WARNING: Messing about in the insides of a UPS can expose you to mains voltages and can cause death - and it's painful for the entire time you're dying. Don't open your UPS unless you know what you're doing. The risk is all yours.
Recently, in its first real power outage, my CyperPower OLS1000E UPS powered off and refused to turn on again. Not a good sign for a unit that was now 2 months out of warranty - at a total age of 2 years, 2 months.
The error shown was FAULT 58 which the documentation says is Fan Fail: The ventilation hole has been covered, or the fans can’t work. Upon checking the UPS, sure enough, the fan wasn't spinning.
I could do the moral fight, and enforce my rights granted by the Australian Consumer Law, specifically that a product MUST have spare parts and repair facilities available for a reasonable time after purchase unless you were told otherwise. However, I'd be waiting weeks for repairs and probably have to ship the UPS back to them - as they even classify batteries as non-user replaceable items.
Considering this is the final reply when asking about a replacement fan:
We can offer you a fan replacement but, it won't guarantee that the product will work and the replacement fan will not be free of charge since the unit is out of warranty.
We've checked our local service partner in Australia and they can send you a fan from a refurbished unit. However, they will charge the fan and shipment fee, worth 99AUD.
Note: It's not brand new since we do not have spare new fan in Australia and The price came from the Australia Service Center and has nothing to do with CyberPower.
Please advise, If you consider that option, the local service center will send the fan but, you will do the repair by yourself and the Payment will be directly given to the Service Center and they will issue a receipt for you.
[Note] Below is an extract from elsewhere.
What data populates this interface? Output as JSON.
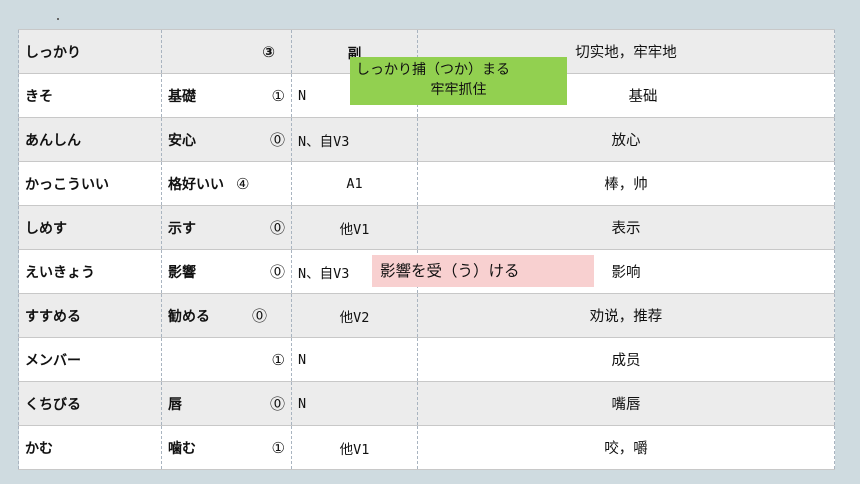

So, $99AUD for a second hand fan with no guarantee it'll work or its service life. Seems legit and a great deal...
The fan fitted from the factory is a DA08025B12HF. The part number decodes to a 12v fan, Ball Bearing, 4000rpm, 1.37m3/min, 0.32 Inch-H2O static pressure, and 42.3 dB-A noise. Good luck trying to purchase one of these - unless you want to buy one second hand from a repair centre for 10x the cost of a brand new fan.
I initially replaced the fan with a Noctua redux 1800, but the UPS still kept saying FAULT 58 and refusing to power on. Given the specs on the Noctua fan, I'm sure it was just too low RPM that was being detected as a failure.
Here's the specs on a few fans to compare with:
|Pure Wings 2
|Available at computer stores
|Silent Series R3
|Available at computer stores
|Quiet, but slow
|Quiet, but faster
|Closer match to stock fan, noisy.
As you can tell, both the Noctua fans fall short in the airflow department. That being said, as my UPS never really gets above 20% load, this is still fine to get me out of a pickle - and have a much better availability than the high speed fans. I did order one of the Delta AFB0812SH fans, as for all of $11AUD, its the closest I can find to the stock fan.
I came across this article on quietening down a similar model UPS. In comment 12, Frank mentions the same issue I have had, but also mentions using a 555 timer to fool the UPS into thinking it has a high speed fan fitted. There's mention of a 47k resistor and a 100nF capacitor, but no clues about hooking it up. So I went into research mode.
This is the result:
This setup does not use the pin 3 output on the 555 to drive the FAN SENSE pin, but pin 7 - which is the same as grounding the pin when activated. This allows us to properly send the fan signal back to the UPS.